Ben de yakın zamanda İhsan Oktay Anar'ı okumayı düşünüyorum, umarım bunu icraate çevirebilirim. Açıkçası ''ölüm''ün fantastik ögelerle sunulması bana çekici geldi, sizin incelemenizde de yazdıklarınızdan kitapta sizi etkileyen birçok yerin olduğunu sezinledim; kitabın tesirinin büyük olması gayet güzel bir şey.
''Ölüm, eşitsizliklerimizi eşit hale getiren,'' der Petrarca ve, onun da dediği gibi, şüphesiz ''ölüm'' insanların tamamen eşit olduğu yegâne şeydir.

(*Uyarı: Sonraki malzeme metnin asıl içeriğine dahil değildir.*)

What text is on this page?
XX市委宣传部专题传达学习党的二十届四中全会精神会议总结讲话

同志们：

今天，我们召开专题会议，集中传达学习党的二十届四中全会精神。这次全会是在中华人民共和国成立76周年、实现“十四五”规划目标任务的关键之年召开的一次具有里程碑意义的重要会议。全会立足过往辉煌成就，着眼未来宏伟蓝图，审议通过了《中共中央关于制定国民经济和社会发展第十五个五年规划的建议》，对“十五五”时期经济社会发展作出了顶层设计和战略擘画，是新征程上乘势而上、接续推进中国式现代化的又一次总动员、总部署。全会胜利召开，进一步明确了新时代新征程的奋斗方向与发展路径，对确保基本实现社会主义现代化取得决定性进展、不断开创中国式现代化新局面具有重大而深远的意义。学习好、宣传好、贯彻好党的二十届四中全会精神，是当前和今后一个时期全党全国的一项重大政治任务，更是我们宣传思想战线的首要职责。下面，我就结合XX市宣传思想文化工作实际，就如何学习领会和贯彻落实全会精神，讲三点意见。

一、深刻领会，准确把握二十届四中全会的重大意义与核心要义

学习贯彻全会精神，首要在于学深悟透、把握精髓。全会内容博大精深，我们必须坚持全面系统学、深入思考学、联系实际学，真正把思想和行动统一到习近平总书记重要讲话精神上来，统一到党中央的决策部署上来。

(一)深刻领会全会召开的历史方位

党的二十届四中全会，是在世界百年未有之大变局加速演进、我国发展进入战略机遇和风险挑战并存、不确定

''Ya ölmek, bir bilinmeyene gitmek, / Soğuk bir ceset olup kara toprakta yatmak ve çürümek? / O duyarlı sıcak hareket donar, bir çamur haline gelir; / O hayattan haz duyan can ateşli sellere kapılıp kavrulur / Ya da buz tutmuş, üşütücü kaburga yığınlarının üstüne savrulur. / Görünmeyen fırtınalarda hapsolursun / Ve dinmeyen bir şiddetle dünyanın boşluğuna savrulursun. / Daha da kötüsü şu dizginlenemeyen kuşku dolu düşünceler / Dehşet verici. / Şu dünyadaki en aşağılık yaşam bile, / Açlık, yaşlılık, hastalık, ıstırap ve mahpusluk, / Ölüm korkusu karşısında bir cennet sayılabilir,'' der Shakespeare ve biz belki de, hiçbir zaman, gerçekten de ölümden korkmayız. Belki de ''gerçekten'' ölüm korkusunu iliklerimize kadar hissedince hayatın gerçek değerini anlarız; ne de olsa insanoğlu nankör bir varlıktır, bir şeyi kaybedince hemen o şeyin peşine koyulur.
Ama bazen ölümü arzulasak da, hiçbir zaman gerçekten ölümü istemeyiz. Belki size de olmuştur, insan ölümü arzular ama, ölümü düşününce tir tir titrer, haline şükreder, Shakespeare, bu konuyu Kral Lear'de çok hoş özetlemiştir: "Hayat o kadar tatlı ki /
Her an ölüm acısıyla bin kez ölürüz de / Göze alamayız hemen ölmeyi."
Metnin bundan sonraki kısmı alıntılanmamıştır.